I was certain they’d find another way out, but it should hold them for at least a few moments. I’d gotten of the bridge, but now what? They’d be through the door in another minute - or call in more marines from the other side - and I’d be right back where I started. There had to be some way I could get off this damned ship. Or failing that, do enough damage to the ship to take it down with me. It was a grim thought, but if I was going out I wanted my death to mean something.
My smartwatch chirped at me.
I stared at the thing for a moment. At first I thought it was a malfunction. That I’d damaged it at some point. But the watch was trying to tell me I had an incoming message. Could it be Dad, trying to reach me? I tapped the screen to receive the call.
“Thomas here,” I said.
“Hiya Thom!” I couldn’t believe my ears.
“Kel? What are you doing out here?” My watch didn’t have much range. Dad might have been able to get a signal in to me, but I doubted I could broadcast back to him - he was hundreds of miles away in the Hermes. To be reaching me like this, Kel must have been on the ship with me. Or - right outside it?
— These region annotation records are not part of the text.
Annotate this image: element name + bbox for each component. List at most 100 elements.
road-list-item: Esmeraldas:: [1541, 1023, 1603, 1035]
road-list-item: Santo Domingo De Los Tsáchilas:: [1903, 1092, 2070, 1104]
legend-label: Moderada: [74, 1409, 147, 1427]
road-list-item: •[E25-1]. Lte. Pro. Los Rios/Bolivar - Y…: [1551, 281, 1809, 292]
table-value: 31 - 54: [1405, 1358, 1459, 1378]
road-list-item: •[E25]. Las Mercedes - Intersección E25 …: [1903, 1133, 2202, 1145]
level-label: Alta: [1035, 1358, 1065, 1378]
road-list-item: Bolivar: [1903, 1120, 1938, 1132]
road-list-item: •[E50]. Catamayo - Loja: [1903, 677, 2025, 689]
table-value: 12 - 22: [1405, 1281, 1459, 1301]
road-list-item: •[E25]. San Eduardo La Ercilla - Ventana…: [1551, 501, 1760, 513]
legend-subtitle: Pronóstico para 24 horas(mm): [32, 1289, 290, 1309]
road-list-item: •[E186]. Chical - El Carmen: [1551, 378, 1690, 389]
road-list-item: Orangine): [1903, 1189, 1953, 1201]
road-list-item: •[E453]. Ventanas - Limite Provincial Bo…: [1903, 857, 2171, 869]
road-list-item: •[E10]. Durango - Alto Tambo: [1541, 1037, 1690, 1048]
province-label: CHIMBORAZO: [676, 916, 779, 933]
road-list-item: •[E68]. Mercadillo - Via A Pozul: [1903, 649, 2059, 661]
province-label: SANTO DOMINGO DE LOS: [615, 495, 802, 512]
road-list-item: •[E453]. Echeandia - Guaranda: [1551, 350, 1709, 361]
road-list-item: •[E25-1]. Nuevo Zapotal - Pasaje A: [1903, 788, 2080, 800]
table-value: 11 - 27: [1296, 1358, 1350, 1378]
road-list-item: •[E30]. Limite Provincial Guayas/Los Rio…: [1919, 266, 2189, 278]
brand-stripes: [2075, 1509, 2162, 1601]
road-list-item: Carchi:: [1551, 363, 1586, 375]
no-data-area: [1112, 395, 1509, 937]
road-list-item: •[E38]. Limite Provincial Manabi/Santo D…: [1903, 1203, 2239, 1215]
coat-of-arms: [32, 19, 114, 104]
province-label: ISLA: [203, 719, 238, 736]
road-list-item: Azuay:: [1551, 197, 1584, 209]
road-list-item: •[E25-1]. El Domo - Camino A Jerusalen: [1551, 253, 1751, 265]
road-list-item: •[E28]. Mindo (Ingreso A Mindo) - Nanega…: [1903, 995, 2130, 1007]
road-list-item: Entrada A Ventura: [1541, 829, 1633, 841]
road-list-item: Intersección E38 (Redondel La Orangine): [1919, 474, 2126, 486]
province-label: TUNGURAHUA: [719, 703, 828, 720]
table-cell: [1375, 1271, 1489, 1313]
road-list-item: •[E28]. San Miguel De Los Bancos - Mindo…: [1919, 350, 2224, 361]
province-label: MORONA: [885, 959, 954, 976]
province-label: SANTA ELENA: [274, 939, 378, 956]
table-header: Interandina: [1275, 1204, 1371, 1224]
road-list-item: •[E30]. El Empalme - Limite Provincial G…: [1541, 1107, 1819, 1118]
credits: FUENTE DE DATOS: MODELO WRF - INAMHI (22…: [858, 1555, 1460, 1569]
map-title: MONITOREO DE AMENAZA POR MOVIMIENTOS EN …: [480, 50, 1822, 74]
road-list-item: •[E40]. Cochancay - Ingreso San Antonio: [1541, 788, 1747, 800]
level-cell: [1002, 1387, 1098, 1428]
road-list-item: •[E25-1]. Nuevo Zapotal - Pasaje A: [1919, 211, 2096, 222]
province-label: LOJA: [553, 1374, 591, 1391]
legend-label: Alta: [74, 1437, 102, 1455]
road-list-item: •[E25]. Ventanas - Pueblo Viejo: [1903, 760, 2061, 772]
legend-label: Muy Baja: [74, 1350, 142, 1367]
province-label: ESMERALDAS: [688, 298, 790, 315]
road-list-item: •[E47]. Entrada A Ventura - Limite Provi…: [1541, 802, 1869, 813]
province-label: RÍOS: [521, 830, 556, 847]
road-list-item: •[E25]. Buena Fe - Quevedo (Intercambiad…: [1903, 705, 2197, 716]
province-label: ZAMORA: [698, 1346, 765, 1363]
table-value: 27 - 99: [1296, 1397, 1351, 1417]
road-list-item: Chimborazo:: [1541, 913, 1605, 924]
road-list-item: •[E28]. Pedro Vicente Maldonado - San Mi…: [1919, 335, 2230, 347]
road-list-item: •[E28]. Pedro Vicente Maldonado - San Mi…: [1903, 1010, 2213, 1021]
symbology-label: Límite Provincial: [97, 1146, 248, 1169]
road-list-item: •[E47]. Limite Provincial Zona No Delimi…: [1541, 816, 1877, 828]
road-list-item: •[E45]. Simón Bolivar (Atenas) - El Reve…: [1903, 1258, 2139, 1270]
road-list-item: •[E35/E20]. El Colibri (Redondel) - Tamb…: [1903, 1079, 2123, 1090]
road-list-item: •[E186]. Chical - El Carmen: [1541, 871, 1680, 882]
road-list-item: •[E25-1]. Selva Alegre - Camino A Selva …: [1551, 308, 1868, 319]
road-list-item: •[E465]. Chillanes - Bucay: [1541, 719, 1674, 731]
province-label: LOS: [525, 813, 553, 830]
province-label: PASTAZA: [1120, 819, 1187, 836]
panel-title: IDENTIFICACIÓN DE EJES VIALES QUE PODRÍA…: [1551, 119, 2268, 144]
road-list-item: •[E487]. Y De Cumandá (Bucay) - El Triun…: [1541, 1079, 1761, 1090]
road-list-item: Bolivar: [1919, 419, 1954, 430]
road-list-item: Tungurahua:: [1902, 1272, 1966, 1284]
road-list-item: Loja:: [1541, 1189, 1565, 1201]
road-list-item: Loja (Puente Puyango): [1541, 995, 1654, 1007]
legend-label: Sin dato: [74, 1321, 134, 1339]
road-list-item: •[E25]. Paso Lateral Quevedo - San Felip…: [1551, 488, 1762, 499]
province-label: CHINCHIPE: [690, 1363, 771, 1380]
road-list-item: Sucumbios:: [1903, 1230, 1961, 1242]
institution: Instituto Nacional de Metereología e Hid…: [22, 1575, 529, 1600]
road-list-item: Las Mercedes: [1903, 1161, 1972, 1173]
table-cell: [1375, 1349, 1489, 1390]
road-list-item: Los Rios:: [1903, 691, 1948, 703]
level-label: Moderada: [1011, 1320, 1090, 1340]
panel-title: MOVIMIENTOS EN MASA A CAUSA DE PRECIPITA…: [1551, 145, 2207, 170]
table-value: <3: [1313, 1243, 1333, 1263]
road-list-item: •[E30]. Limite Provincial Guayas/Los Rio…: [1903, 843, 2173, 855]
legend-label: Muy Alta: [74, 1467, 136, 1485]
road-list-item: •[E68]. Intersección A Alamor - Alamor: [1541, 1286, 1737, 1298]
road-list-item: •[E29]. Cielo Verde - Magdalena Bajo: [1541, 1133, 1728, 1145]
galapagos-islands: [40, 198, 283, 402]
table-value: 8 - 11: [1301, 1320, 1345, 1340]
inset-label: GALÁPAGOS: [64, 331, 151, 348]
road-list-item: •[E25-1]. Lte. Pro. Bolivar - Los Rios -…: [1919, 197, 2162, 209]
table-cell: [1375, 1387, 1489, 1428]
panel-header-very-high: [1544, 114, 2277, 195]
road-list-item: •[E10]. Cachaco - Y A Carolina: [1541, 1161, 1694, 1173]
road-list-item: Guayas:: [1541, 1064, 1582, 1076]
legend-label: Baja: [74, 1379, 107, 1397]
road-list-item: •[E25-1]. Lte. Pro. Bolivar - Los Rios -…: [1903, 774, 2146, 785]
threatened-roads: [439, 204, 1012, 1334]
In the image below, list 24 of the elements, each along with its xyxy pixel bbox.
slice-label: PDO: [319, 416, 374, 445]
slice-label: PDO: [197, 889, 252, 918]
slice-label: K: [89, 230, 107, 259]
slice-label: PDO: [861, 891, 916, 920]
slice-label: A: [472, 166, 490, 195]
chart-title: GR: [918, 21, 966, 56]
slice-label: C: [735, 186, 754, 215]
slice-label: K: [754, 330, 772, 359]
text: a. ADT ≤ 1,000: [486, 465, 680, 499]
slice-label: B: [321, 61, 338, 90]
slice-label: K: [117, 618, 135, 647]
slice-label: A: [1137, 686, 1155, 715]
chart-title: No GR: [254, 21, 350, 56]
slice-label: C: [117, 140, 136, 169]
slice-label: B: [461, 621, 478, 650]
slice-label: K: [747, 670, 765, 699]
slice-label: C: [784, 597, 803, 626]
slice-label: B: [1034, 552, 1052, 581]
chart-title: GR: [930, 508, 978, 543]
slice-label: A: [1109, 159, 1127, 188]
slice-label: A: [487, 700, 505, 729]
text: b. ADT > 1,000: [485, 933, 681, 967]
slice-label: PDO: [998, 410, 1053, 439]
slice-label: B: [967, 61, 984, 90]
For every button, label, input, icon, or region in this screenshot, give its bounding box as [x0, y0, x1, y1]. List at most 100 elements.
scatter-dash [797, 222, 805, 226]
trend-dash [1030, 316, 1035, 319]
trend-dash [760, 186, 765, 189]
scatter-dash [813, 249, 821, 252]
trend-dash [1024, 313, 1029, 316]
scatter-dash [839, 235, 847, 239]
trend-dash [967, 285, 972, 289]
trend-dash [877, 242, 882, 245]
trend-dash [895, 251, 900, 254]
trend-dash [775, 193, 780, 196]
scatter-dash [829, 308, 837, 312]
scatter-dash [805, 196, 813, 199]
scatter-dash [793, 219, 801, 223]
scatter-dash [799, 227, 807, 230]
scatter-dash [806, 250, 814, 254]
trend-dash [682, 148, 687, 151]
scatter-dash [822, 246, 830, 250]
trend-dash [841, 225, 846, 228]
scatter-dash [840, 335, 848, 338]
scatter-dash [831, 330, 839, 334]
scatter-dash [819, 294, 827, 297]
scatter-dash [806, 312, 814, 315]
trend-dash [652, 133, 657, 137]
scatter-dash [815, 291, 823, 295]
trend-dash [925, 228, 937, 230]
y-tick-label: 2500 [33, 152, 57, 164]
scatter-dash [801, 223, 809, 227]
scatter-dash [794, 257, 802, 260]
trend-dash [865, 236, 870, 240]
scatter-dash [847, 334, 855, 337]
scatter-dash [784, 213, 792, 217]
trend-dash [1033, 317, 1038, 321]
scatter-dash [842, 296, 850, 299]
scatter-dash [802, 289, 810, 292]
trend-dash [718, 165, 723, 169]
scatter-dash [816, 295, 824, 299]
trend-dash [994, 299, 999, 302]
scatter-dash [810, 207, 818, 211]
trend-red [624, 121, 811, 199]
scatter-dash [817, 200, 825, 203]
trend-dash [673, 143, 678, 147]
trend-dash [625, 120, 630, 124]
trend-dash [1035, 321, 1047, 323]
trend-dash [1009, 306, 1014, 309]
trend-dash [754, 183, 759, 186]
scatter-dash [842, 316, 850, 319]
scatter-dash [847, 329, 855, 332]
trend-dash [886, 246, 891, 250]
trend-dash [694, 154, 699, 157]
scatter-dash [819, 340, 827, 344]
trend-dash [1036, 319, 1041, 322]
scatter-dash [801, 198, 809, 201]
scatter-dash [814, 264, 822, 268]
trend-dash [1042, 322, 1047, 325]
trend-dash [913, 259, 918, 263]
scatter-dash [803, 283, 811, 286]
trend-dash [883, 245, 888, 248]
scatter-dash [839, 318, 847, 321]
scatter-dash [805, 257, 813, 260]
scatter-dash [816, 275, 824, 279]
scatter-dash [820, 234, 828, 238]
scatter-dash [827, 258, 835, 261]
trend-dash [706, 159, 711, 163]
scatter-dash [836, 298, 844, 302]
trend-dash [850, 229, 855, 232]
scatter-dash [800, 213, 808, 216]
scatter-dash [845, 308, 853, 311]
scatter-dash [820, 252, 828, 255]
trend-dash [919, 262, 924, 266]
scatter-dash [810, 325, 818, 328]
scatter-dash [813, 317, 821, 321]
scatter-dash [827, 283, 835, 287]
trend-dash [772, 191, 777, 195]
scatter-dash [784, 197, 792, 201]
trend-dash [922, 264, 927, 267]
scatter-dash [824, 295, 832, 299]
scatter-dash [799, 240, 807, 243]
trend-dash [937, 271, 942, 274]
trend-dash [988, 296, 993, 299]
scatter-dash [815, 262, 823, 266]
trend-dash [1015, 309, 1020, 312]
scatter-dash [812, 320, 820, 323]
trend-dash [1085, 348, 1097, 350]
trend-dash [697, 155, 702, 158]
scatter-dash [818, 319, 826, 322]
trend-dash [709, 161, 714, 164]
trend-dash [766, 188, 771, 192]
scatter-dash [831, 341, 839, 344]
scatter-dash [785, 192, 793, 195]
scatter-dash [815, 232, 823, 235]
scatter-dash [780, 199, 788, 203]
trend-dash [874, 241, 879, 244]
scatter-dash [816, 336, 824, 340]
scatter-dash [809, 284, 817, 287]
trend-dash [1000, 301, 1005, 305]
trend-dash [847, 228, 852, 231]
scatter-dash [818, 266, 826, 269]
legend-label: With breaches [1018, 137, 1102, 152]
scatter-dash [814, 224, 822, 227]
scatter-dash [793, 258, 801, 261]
“I’m blowing up the ship you’re sitting on,” she said. “Wanna come join me?”
“Is that your idea of a hot date?” I asked. Joking under fire, that was me.
“Ha. Funny,” she said. “Listen, the Hawks can do a mid-space pickup. I’ve had practice.”
“Practice?” I couldn’t imagine who she’d convinced to let her try that stunt. But I could totally see Kel giving it a shot. “On who?”
“Your father. Now shut up and listen. There are airlocks fore and aft on both sides of the ship. My scan is showing damage on both front airlocks from our missile barrage,” she said. “Hold on.”
There were a few long moments of silence. I sat there hoping she was all right. Knowing she was out there, fighting for her life, and risking a lot trying to even talk to me. Then I heard noises from the other side of the door into the bridge. It sounded like some sort of cutting tool. They were coming after me.
“Thom? Sorry, it’s a little hectic out here,” Kel said.
“No worries.” Well, lots of worries, but it wasn’t going to help her to tell her that I was scared as hell for her. I’d missed her so much it hurt sometimes. But now, I wished she was just about anywhere other than here. I’d almost lost her in my last space battle. I hated even the idea of losing her now.
Which was probably a little how my father felt whenever it was me in danger. I had a sudden sympathy for his position.
“You need to get aft. Use one of the airlocks to get outside,” she said. “I’ll grab you.”
“I’ll try,” I said. That was half a mile of hostile territory to cover. It wasn’t going to be a fast jaunt.
“Just do it!” she said.
“I’m on my way,” I said. “But Kel. You have to tell Dad. This ship’s main gun can take out the most of the colony on the surface with one blast. It sounds like one shot might be all it has left in it, but Perrault is planning to use it. We’ve got a few minutes before he coast into range, and then…”
“I hear you,” Kel said. Her voice sounded sad. “But damn it, get off the ship before I have to blow it up. Or I’ll kill you myself.”
“Will do,” I said.
Time to get out of here. I waved the dead man’s hand over the second set of doors and peeked out into the hall. Then ducked back twice as fast. Bullets pinged off the wall where my head had been a moment before.
“Shit,” I said. I was pinned down.
Behind me, sparks flew as whatever blade they were cutting through the door with opened a small hole in the steel doors.